« Vraiment ce que je fais je ne le comprends pas : car je ne fais pas ce que je veux, mais je fais ce que je hais. En réalité ce n'est plus moi qui accomplis l'action, mais le péché qui habite en moi. Vouloir le bien est à ma portée, mais non pas l'accomplir : puisque je ne fais pas le bien que je veux et commets le mal que je ne veux pas. Or si je fais ce que je ne veux pas, ce n'est plus moi qui accomplis l'action, mais le péché qui habite en moi. Je trouve donc une loi s'imposant à moi, quand je veux faire le bien : le mal seul se présente à moi. Car je me complais dans la loi de Dieu du point de vue de l'homme intérieur ; mais j'aperçois une autre loi dans mes membres qui lutte contre la loi de ma raison et m'enchaîne à la loi du péché qui est dans mes membres. Malheureux homme que je suis ! » (Rm 7, 15-24)
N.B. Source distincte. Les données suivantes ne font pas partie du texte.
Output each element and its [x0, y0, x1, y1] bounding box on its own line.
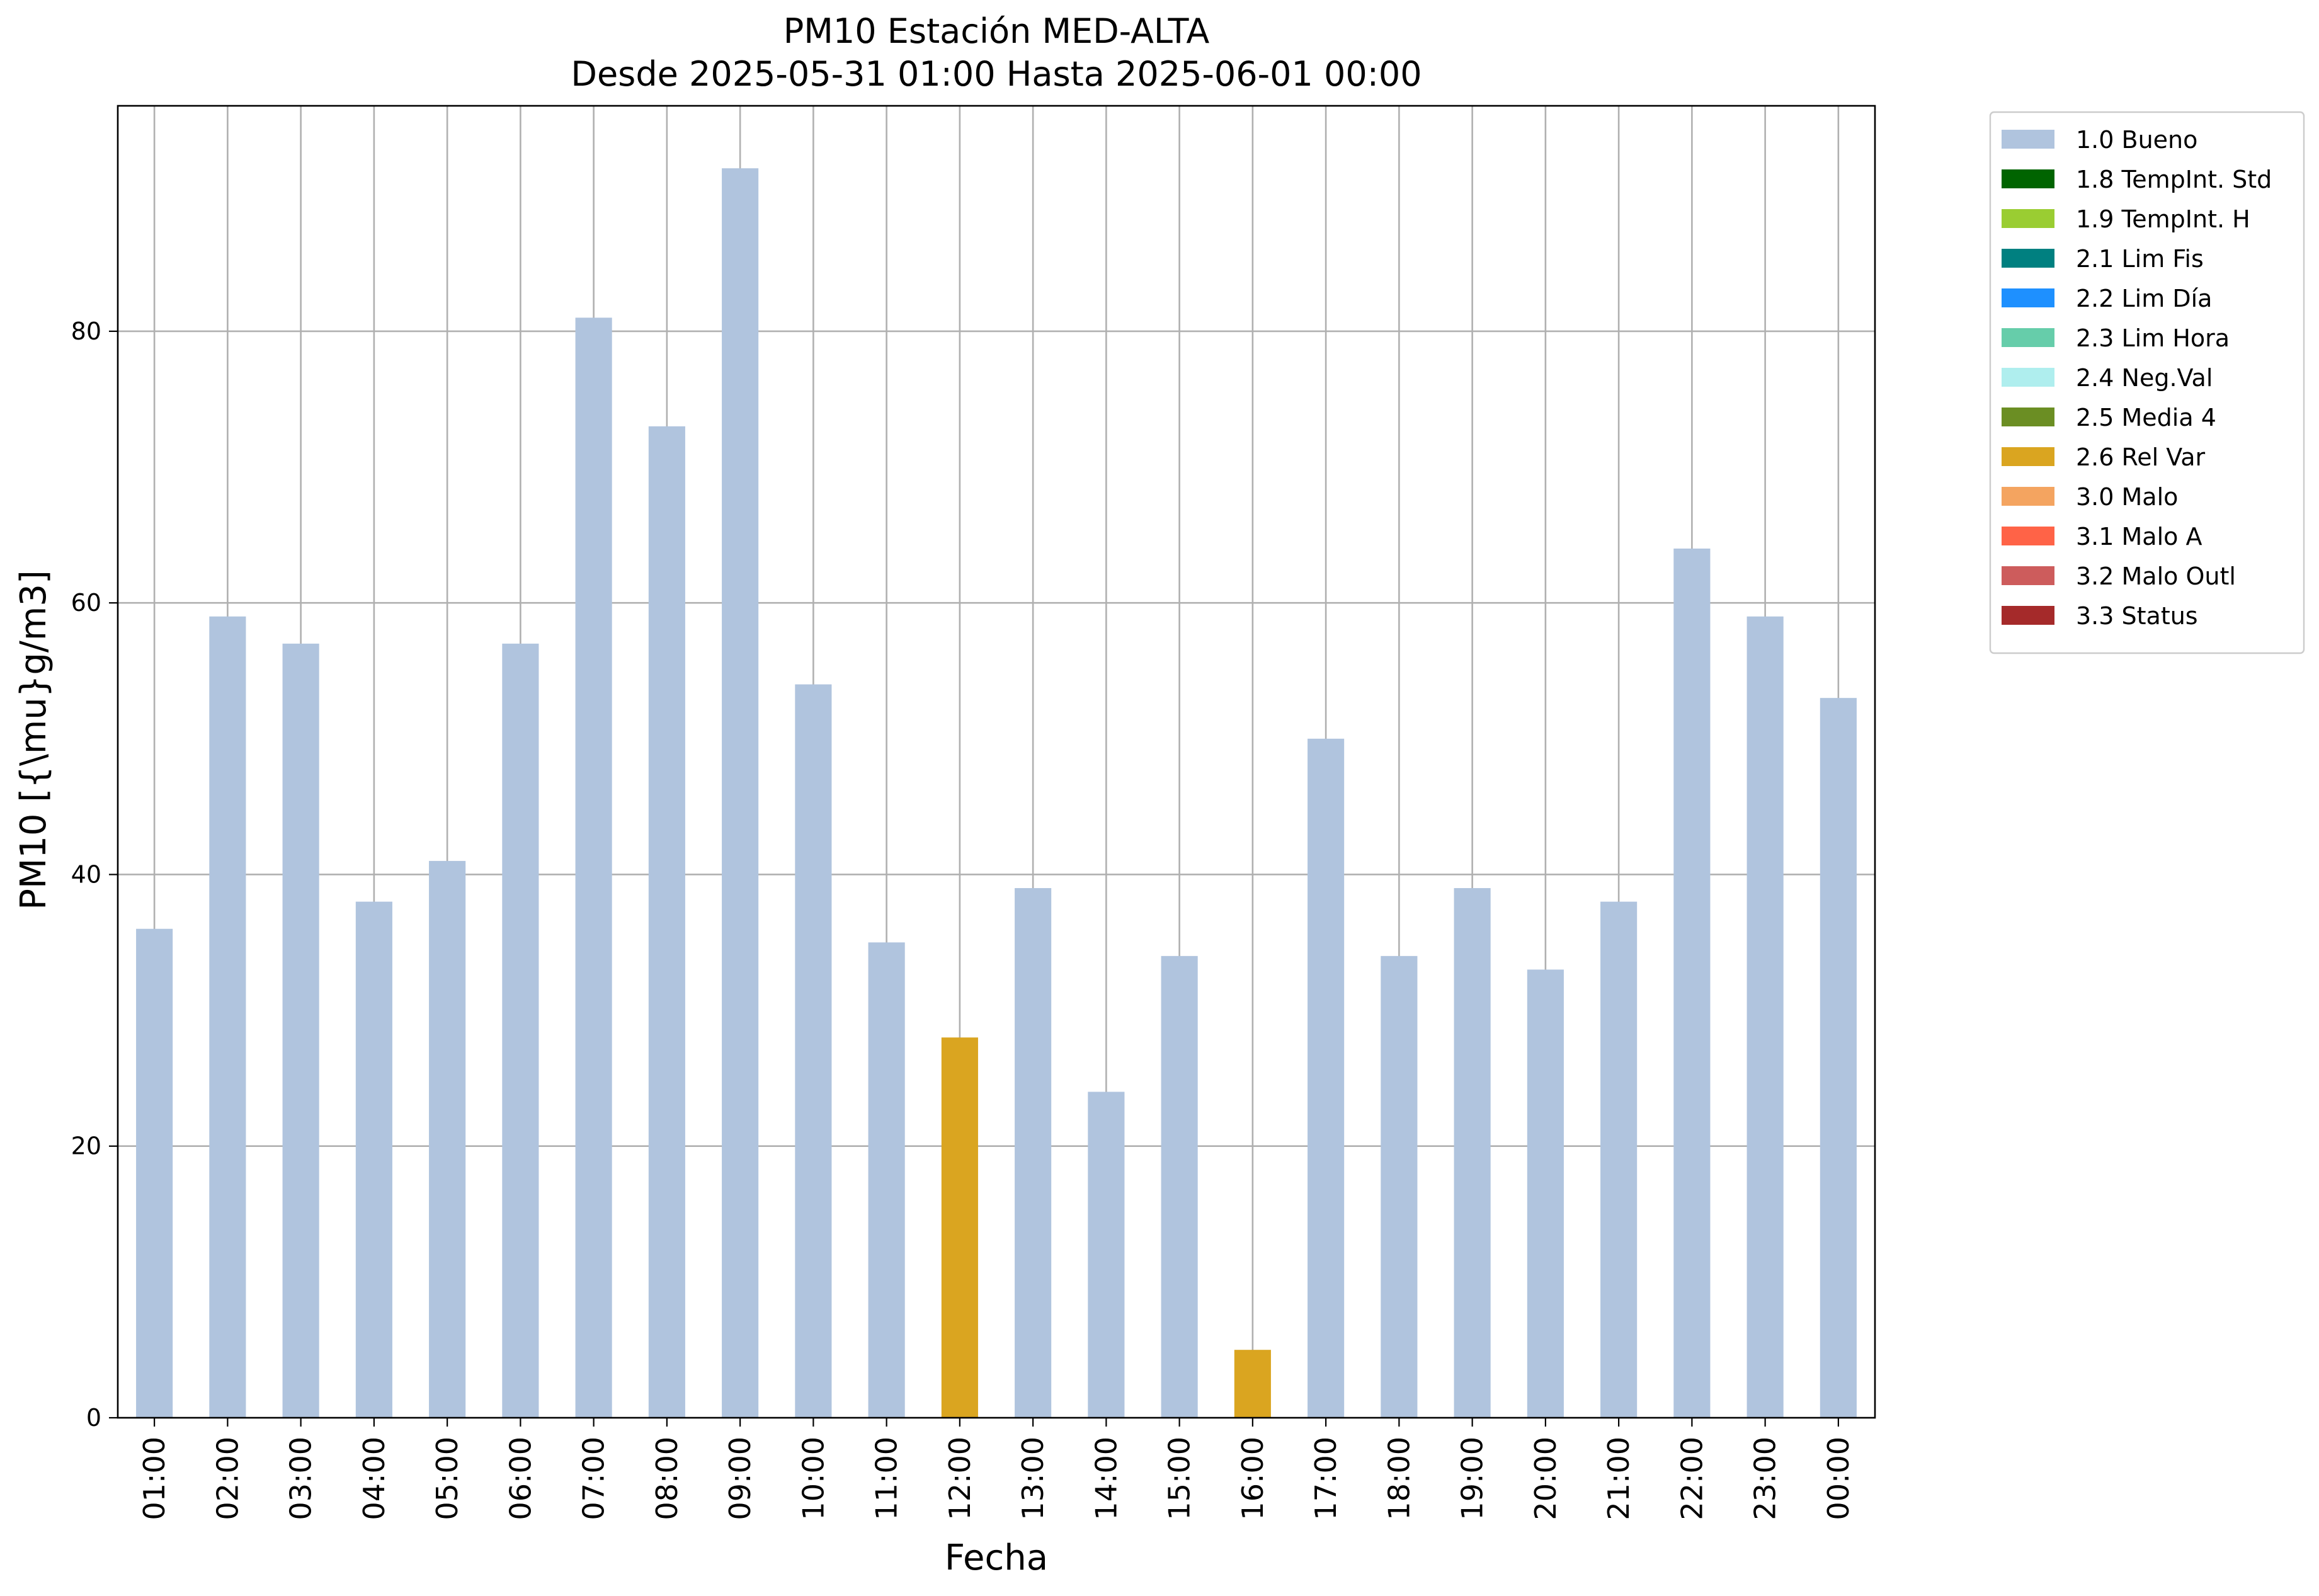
bar-14:00 — [1088, 1092, 1125, 1418]
legend-swatch-6 — [2002, 368, 2054, 387]
legend-label-9: 3.0 Malo — [2076, 483, 2178, 511]
x-tick-label-14:00: 14:00 — [1089, 1437, 1123, 1520]
legend-swatch-9 — [2002, 487, 2054, 506]
legend-swatch-3 — [2002, 249, 2054, 268]
bar-21:00 — [1600, 901, 1638, 1418]
y-axis-label: PM10 [{\mu}g/m3] — [13, 570, 54, 910]
bar-22:00 — [1673, 548, 1711, 1418]
bar-05:00 — [429, 860, 466, 1418]
chart-title: PM10 Estación MED-ALTA — [783, 11, 1210, 51]
chart-subtitle: Desde 2025-05-31 01:00 Hasta 2025-06-01 … — [571, 54, 1422, 94]
x-axis-label: Fecha — [945, 1537, 1048, 1578]
bar-01:00 — [136, 928, 173, 1418]
y-tick-label-20: 20 — [71, 1132, 101, 1160]
bar-08:00 — [648, 426, 685, 1418]
bar-04:00 — [355, 901, 392, 1418]
legend-label-12: 3.3 Status — [2076, 602, 2198, 630]
x-tick-label-16:00: 16:00 — [1236, 1437, 1270, 1520]
bar-12:00 — [941, 1037, 978, 1418]
y-tick-label-60: 60 — [71, 589, 101, 617]
legend-swatch-2 — [2002, 209, 2054, 228]
legend: 1.0 Bueno 1.8 TempInt. Std 1.9 TempInt. H 2… — [1989, 111, 2305, 654]
legend-label-7: 2.5 Media 4 — [2076, 404, 2216, 431]
legend-label-5: 2.3 Lim Hora — [2076, 324, 2230, 352]
legend-label-2: 1.9 TempInt. H — [2076, 205, 2250, 233]
legend-swatch-0 — [2002, 130, 2054, 149]
legend-swatch-12 — [2002, 606, 2054, 625]
x-tick-label-07:00: 07:00 — [577, 1437, 611, 1520]
x-tick-label-01:00: 01:00 — [137, 1437, 171, 1520]
bar-09:00 — [722, 168, 759, 1418]
bar-15:00 — [1161, 955, 1198, 1418]
y-tick-label-40: 40 — [71, 860, 101, 888]
y-tick-label-0: 0 — [86, 1404, 101, 1432]
bars — [136, 168, 1857, 1418]
x-tick-label-06:00: 06:00 — [503, 1437, 537, 1520]
x-tick-label-11:00: 11:00 — [870, 1437, 904, 1520]
x-tick-label-00:00: 00:00 — [1821, 1437, 1855, 1520]
x-tick-label-23:00: 23:00 — [1748, 1437, 1782, 1520]
x-tick-label-22:00: 22:00 — [1675, 1437, 1709, 1520]
bar-07:00 — [575, 317, 612, 1418]
x-tick-label-10:00: 10:00 — [796, 1437, 830, 1520]
bar-23:00 — [1746, 616, 1784, 1418]
legend-label-3: 2.1 Lim Fis — [2076, 245, 2204, 273]
legend-label-4: 2.2 Lim Día — [2076, 285, 2212, 312]
legend-label-0: 1.0 Bueno — [2076, 126, 2197, 154]
legend-swatch-4 — [2002, 288, 2054, 307]
x-tick-label-19:00: 19:00 — [1456, 1437, 1490, 1520]
legend-label-6: 2.4 Neg.Val — [2076, 364, 2213, 392]
bar-02:00 — [209, 616, 246, 1418]
bar-00:00 — [1820, 698, 1857, 1418]
bar-20:00 — [1527, 969, 1564, 1418]
legend-swatch-1 — [2002, 169, 2054, 188]
legend-label-11: 3.2 Malo Outl — [2076, 562, 2236, 590]
legend-swatch-8 — [2002, 447, 2054, 466]
bar-06:00 — [502, 643, 539, 1418]
x-tick-label-09:00: 09:00 — [723, 1437, 757, 1520]
x-tick-label-08:00: 08:00 — [650, 1437, 684, 1520]
x-tick-label-03:00: 03:00 — [284, 1437, 318, 1520]
bar-19:00 — [1454, 888, 1491, 1418]
x-tick-label-15:00: 15:00 — [1163, 1437, 1197, 1520]
bar-16:00 — [1234, 1350, 1271, 1418]
y-tick-label-80: 80 — [71, 317, 101, 345]
legend-label-8: 2.6 Rel Var — [2076, 443, 2206, 471]
bar-03:00 — [282, 643, 319, 1418]
x-tick-label-05:00: 05:00 — [430, 1437, 464, 1520]
x-tick-label-17:00: 17:00 — [1309, 1437, 1343, 1520]
legend-frame — [1989, 111, 2305, 654]
bar-17:00 — [1308, 738, 1345, 1418]
legend-swatch-7 — [2002, 408, 2054, 426]
legend-label-1: 1.8 TempInt. Std — [2076, 166, 2272, 193]
x-tick-label-02:00: 02:00 — [210, 1437, 244, 1520]
x-tick-label-04:00: 04:00 — [357, 1437, 391, 1520]
legend-label-10: 3.1 Malo A — [2076, 523, 2202, 550]
x-tick-label-13:00: 13:00 — [1016, 1437, 1050, 1520]
legend-swatch-5 — [2002, 328, 2054, 347]
x-tick-label-20:00: 20:00 — [1529, 1437, 1563, 1520]
legend-swatch-10 — [2002, 527, 2054, 545]
bar-10:00 — [795, 684, 832, 1418]
x-tick-label-18:00: 18:00 — [1382, 1437, 1416, 1520]
x-tick-label-12:00: 12:00 — [943, 1437, 977, 1520]
bar-13:00 — [1015, 888, 1052, 1418]
bar-18:00 — [1381, 955, 1418, 1418]
plot-frame — [117, 105, 1876, 1419]
bar-11:00 — [868, 942, 905, 1418]
axes: 0 20 40 60 80 01:00 02:00 03:00 04:00 05:00 06:00 0… — [71, 317, 1855, 1520]
legend-swatch-11 — [2002, 566, 2054, 585]
x-tick-label-21:00: 21:00 — [1602, 1437, 1636, 1520]
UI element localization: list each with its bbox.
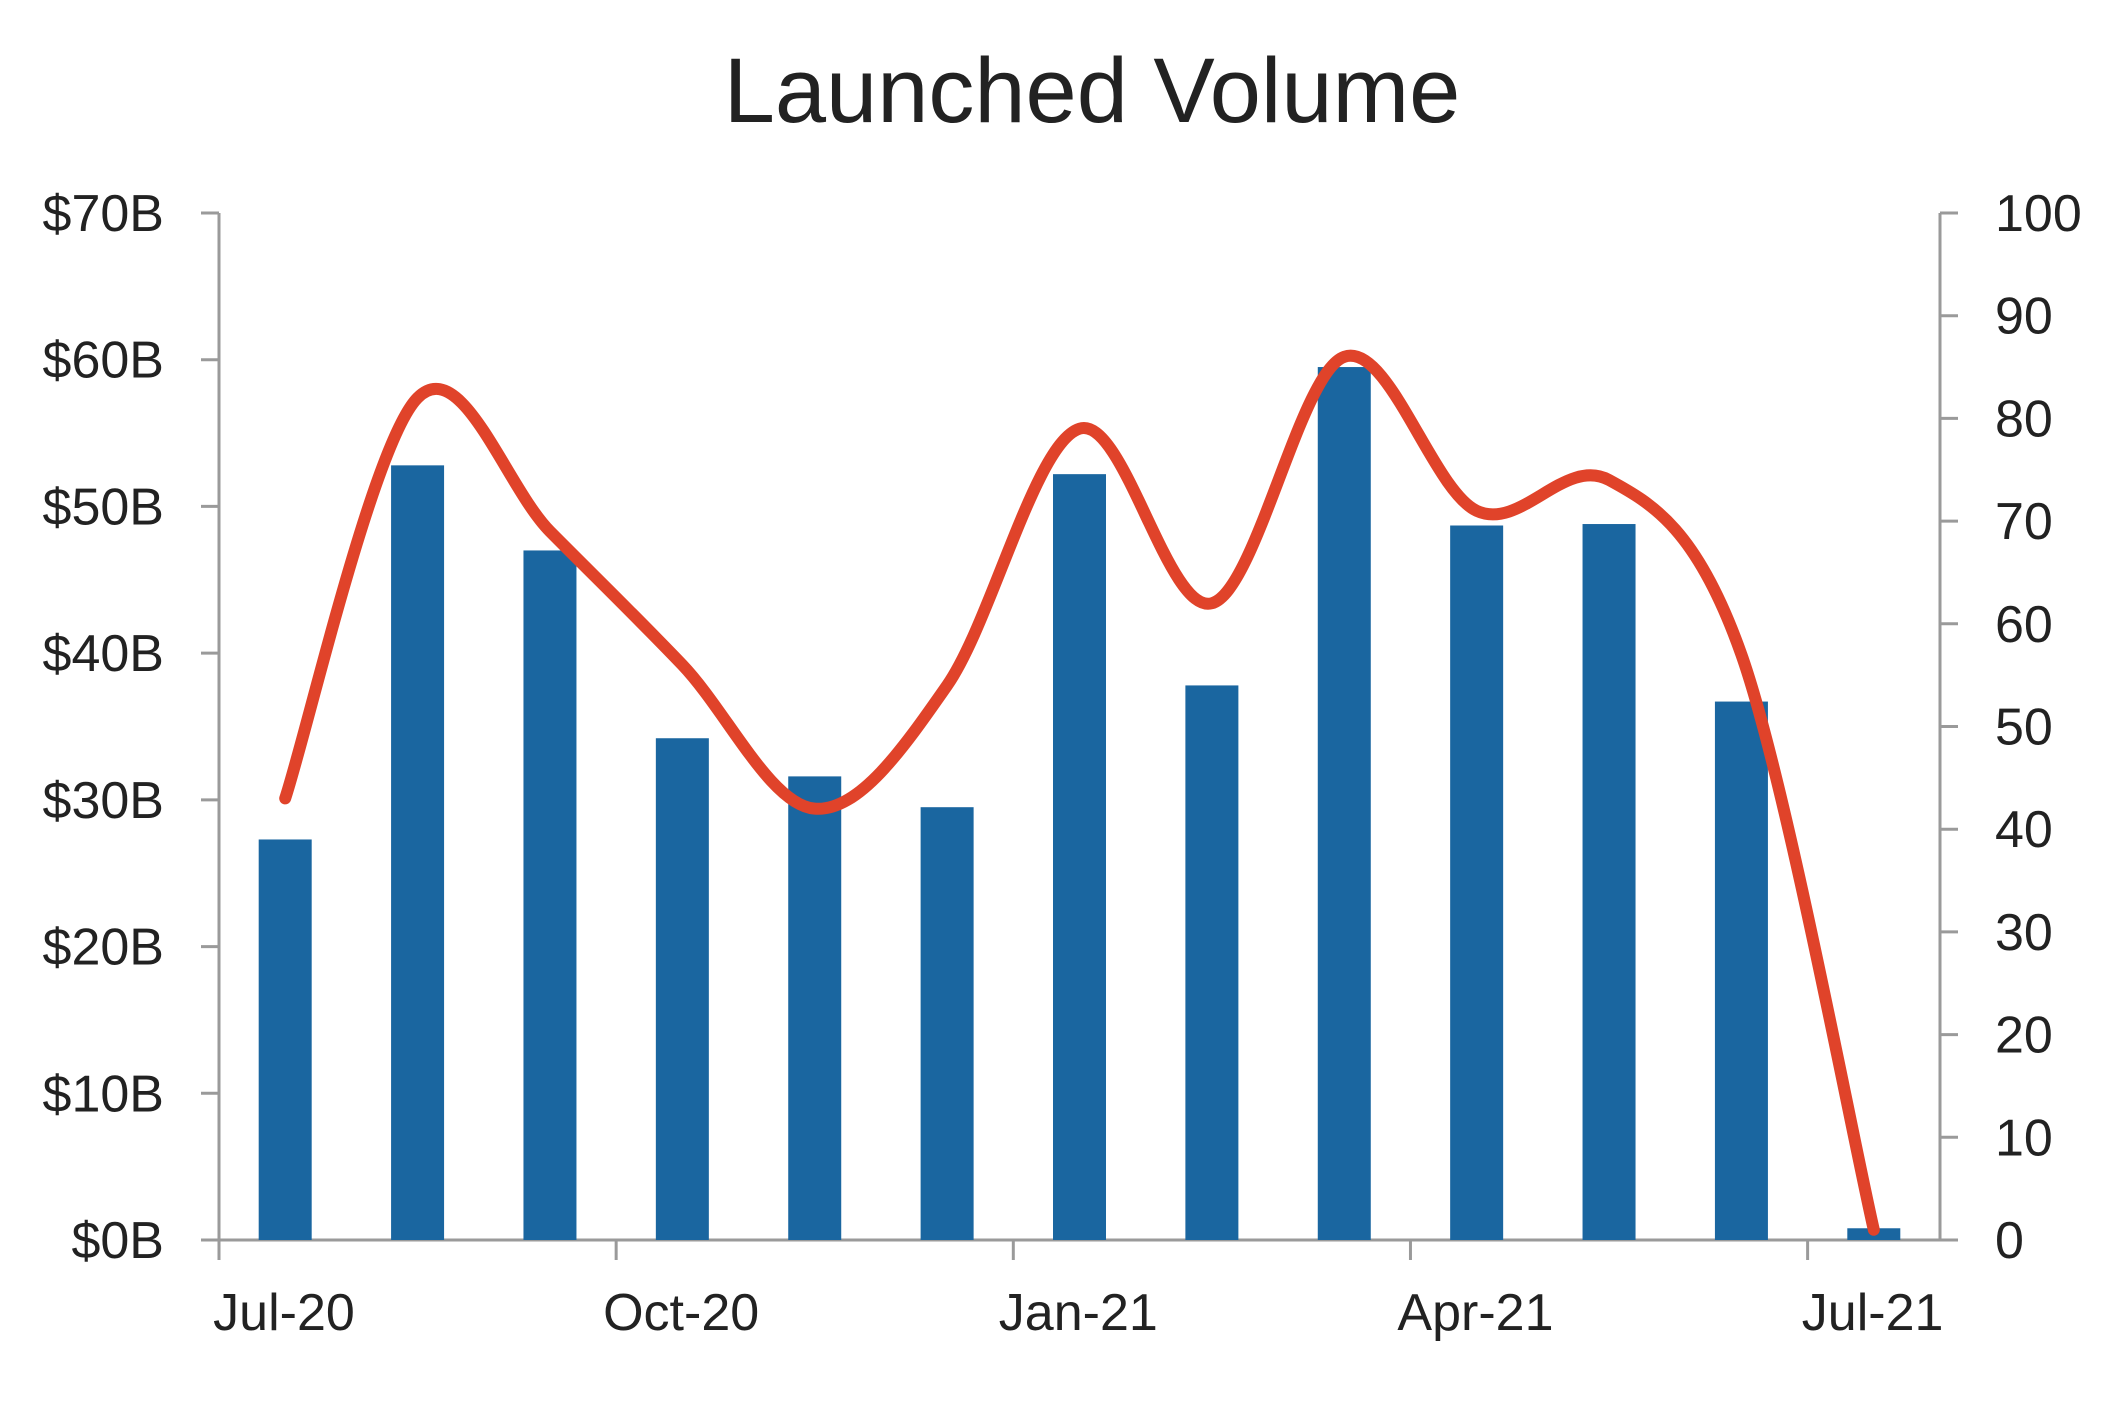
volume-bar — [1185, 685, 1239, 1240]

ce passage correspont exactement à ce que je vis actuellement, mais, concrètement, comment faire pour être délié de cette loi du péché?
je prend un exemple :
Je suis quelqu'un de très nerveuse et je m'emporte facilement. j'ai réellement le désir de ne pas me mettre en colère. mais , c'est toujours après réaction que je me rappelle de ma résolution de ne pas réagir. Je n'arrive pas du tout à controler mes pulsions. C'est vraiment après que j'en souffre énormément et je me dis que je n'aurais pas du réagir.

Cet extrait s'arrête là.